Zahra came to a stop, dust and debris falling around her head. She held her arms over her face, protecting it, and waited for it to end.
Finally, she tested her scrapes and cuts, bones, and body. Everything seemed to be in working order. Exhausted, and bruised to the core, but working.
“Everyone okay?” Zahra asked, barely able to hear herself speak. Her ears rang, and her head pounded. The best way to describe the way she felt was hungover.
Rabia sat up and gave Zahra a half-hearted wave.
Zahra moved in slow motion, and stood on wobbly legs. Baahir got to his feet, and the siblings held on to one another for support. Rabia helped Ali up, and the team regrouped.
Crack!
No longer was Zahra solely focused on their wellbeing. The noise sent a chill down her spine, and her concern shifted to that of the structural integrity of the cavern itself. She craned her head up and watched as an enormous crack spread its way skyward, further decimating the ten-story-tall Anubis carving. Chunks broke off and fell like car-sized bombs.
A piece the size of a single-family home came free from Anubis’ chest. Zahra dragged her awestruck brother back, Rabia and Ali followed closely behind.
When the boulder hit the cavern floor, it flattened what remained of the stepped platform, bursting through what Zahra now saw was just a thin layer of rock. A wave of intense heat immediately washed over Zahra, stinging her eyes. The others had the same reaction and shielded their faces with their hands.
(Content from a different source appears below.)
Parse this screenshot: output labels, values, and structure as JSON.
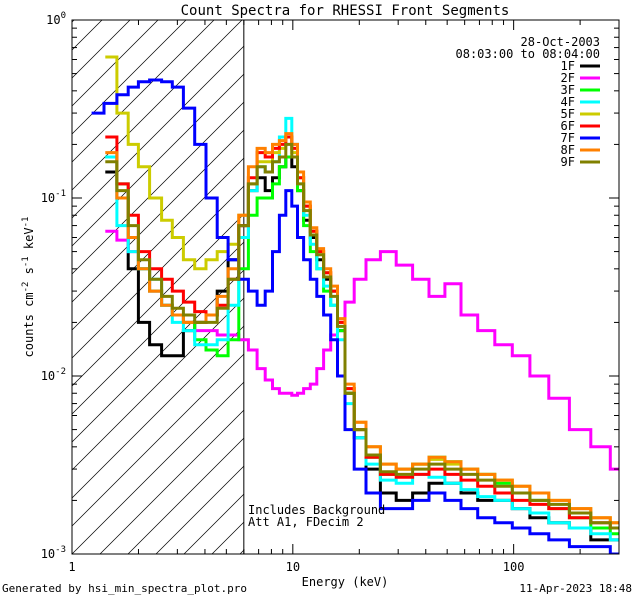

She looked back and saw that the Damned had completely surrounded the courtyard.
The floor succumbed to the newfound stress of the fracturing rock, and began to plummet into the ever-growing pool of magma. Zahra led the retreat, pausing when she was within fifty feet of the exit. There was no way through the throng of the Damned. They were about to die terrible deaths of one form or another.